REPUBLIQUE FRANCAISE



AU NOM DU PEUPLE FRANCAIS



LE VINGT DECEMBRE DEUX MILLE DOUZE,

La cour d'appel de VERSAILLES, a rendu l'arrêt...

COUR D'APPEL

DE

VERSAILLES

Code nac : 63B

1ère chambre 1ère section

ARRET N°

CONTRADICTOIRE

DU 20 DECEMBRE 2012

R.G. N° 10/08849

AFFAIRE :

[E] [F]

C/

SCP PHILIPPE VITTU ET JEAN MICHEL POMMIER

Décision déférée à la cour : Jugement rendu le 23 Septembre 2010 par le Tribunal de Grande Instance de NANTERRE

N° chambre : 1

N° Section :

N° RG : 09/8764

Expéditions exécutoires

Expéditions

Copies

délivrées le :

à :

SCP BOMMART-MINAULT

Me Franck LAFON

REPUBLIQUE FRANCAISE

AU NOM DU PEUPLE FRANCAIS

LE VINGT DECEMBRE DEUX MILLE DOUZE,

La cour d'appel de VERSAILLES, a rendu l'arrêt suivant dans l'affaire entre :

Monsieur [E] [F]

né le [Date naissance 4] 1946 à [Localité 8]

demeurant [Adresse 1]

[Localité 6]

Représentant : la SCP BOMMART-MINAULT (avocats postulant au barreau de VERSAILLES, vestiaire : 619 - N° du dossier 00039145)

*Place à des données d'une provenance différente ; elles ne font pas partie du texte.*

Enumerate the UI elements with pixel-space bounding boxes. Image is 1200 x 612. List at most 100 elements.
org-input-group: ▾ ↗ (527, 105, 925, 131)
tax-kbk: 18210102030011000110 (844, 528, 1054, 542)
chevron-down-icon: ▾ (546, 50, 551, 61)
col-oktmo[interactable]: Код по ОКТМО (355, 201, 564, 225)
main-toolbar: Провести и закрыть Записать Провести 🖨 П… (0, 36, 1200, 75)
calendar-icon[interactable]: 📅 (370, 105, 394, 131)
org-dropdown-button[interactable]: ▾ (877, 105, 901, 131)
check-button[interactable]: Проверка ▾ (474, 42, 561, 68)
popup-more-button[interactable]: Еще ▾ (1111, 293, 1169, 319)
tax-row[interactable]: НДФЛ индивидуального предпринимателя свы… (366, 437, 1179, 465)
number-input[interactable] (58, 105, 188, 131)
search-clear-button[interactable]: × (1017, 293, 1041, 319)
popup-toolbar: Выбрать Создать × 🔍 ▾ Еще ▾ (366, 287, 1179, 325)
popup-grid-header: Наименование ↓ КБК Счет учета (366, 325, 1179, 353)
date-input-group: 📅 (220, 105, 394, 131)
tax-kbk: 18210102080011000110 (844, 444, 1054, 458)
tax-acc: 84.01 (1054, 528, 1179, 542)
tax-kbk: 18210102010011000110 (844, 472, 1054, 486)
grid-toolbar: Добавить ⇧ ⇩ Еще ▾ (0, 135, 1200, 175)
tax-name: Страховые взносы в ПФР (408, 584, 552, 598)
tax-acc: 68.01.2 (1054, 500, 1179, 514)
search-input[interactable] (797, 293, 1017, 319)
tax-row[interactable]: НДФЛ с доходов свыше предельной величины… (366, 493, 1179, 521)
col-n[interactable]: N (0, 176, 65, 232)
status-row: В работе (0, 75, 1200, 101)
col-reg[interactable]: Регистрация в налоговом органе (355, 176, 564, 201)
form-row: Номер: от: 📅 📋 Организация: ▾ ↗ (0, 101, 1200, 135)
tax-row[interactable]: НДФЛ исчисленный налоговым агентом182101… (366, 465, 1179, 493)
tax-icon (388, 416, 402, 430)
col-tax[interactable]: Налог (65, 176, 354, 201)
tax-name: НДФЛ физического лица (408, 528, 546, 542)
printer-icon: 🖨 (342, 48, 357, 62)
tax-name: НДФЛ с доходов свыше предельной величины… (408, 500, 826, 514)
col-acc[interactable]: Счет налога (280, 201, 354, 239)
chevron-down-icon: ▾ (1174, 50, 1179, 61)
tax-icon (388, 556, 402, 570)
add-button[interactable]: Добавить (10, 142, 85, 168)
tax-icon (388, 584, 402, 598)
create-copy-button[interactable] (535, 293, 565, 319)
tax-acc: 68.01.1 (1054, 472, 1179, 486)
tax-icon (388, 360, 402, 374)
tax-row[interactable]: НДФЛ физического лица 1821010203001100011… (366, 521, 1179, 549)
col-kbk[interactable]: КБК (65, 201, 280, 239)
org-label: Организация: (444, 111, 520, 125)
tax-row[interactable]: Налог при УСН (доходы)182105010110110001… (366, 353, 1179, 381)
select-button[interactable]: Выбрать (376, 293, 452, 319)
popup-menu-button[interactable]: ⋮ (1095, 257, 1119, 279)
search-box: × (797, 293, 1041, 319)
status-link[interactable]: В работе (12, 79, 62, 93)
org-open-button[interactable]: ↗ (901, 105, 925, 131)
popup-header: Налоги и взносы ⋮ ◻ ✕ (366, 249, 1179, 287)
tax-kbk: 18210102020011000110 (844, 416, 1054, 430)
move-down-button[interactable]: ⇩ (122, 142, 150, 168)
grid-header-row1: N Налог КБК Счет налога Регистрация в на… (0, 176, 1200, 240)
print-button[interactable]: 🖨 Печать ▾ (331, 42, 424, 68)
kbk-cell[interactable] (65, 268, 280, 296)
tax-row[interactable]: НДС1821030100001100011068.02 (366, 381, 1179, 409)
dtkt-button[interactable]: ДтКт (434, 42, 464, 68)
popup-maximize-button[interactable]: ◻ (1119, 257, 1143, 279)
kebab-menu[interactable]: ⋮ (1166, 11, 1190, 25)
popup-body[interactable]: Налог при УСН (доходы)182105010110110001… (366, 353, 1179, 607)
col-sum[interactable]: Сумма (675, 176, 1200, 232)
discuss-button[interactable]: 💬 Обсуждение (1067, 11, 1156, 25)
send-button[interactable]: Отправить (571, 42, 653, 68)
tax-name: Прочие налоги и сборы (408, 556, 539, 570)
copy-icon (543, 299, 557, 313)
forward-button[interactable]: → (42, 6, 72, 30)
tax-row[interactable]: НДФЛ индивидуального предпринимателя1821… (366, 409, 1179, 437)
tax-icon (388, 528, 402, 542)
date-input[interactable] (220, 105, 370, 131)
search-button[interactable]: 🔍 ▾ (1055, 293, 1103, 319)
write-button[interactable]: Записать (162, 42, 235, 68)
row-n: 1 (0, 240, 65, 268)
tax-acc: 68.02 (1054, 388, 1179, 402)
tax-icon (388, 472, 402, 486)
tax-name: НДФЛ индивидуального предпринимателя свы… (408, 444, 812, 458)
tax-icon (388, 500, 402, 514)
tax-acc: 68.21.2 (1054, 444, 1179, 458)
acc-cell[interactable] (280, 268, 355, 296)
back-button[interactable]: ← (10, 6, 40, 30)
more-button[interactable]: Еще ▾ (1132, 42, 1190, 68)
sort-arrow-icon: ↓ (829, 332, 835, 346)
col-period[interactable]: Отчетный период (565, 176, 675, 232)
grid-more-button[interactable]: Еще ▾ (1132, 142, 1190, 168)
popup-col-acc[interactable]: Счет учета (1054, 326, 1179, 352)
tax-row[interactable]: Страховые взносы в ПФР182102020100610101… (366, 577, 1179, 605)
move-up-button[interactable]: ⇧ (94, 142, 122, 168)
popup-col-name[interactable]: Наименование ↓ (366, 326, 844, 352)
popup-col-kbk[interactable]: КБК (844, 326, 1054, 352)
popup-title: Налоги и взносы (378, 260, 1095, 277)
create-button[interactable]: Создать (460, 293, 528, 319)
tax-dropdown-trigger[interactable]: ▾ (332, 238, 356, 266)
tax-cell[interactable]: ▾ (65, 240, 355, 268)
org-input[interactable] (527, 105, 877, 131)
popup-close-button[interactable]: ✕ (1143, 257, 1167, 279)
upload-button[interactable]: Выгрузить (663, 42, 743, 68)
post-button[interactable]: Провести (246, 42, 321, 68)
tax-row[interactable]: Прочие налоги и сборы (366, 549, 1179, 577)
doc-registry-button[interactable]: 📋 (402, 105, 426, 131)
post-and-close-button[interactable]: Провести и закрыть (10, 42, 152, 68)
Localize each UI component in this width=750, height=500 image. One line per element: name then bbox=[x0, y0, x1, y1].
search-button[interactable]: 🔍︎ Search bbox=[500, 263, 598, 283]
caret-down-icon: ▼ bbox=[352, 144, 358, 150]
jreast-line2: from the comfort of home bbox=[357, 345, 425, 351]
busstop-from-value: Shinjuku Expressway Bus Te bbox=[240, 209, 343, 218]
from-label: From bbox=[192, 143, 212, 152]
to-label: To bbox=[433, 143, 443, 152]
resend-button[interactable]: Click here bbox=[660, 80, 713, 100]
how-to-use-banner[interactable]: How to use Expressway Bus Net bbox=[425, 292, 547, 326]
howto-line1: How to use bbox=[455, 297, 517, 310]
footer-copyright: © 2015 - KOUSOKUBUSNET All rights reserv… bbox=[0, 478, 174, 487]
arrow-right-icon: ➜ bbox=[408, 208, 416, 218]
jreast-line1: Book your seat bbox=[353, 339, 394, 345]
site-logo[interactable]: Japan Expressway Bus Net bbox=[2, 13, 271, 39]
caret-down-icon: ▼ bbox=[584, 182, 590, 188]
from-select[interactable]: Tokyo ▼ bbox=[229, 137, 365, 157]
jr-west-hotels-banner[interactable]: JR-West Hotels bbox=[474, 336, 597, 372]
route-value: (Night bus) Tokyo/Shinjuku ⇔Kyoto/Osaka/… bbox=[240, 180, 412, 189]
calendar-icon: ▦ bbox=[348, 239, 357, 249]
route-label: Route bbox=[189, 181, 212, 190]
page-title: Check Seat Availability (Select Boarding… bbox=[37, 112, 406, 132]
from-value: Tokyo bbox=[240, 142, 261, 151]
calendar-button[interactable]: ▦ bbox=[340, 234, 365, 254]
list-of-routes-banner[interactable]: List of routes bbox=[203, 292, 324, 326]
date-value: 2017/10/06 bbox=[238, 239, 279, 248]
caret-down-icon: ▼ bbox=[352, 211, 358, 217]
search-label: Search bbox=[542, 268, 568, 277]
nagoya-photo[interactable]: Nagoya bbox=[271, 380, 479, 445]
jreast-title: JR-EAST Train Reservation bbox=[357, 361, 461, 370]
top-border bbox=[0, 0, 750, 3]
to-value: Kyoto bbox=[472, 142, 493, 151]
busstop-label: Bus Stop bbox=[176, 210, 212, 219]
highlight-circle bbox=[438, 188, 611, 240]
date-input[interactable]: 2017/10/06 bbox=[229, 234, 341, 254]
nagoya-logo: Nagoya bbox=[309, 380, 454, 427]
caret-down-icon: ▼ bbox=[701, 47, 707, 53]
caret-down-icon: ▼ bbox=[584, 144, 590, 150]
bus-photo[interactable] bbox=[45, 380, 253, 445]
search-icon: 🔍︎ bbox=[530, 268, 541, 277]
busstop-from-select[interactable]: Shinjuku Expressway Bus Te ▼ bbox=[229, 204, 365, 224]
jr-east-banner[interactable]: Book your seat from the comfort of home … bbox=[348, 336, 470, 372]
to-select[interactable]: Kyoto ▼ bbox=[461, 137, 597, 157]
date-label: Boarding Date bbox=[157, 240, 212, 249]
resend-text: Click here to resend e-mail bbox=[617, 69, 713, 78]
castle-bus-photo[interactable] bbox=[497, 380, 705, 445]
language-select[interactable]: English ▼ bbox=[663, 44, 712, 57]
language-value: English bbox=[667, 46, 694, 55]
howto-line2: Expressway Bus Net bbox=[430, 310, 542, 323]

Assisté et PLAIDANT par Maitre Muriel ANSELLEM KASSABI, Paris, toque P123

APPELANT

****************

SCP PHILIPPE VITTU & JEAN MICHEL POMMIER

RCS de NANTERRE 434 927 737

[Adresse 3]

[Localité 5]

agissant poursuites et diligences de ses représentants légaux domiciliés en cette qualité de droit audit siège.

Représentant : Me Franck LAFON, (avocat postulant au barreau de VERSAILLES - N° du dossier 20111195)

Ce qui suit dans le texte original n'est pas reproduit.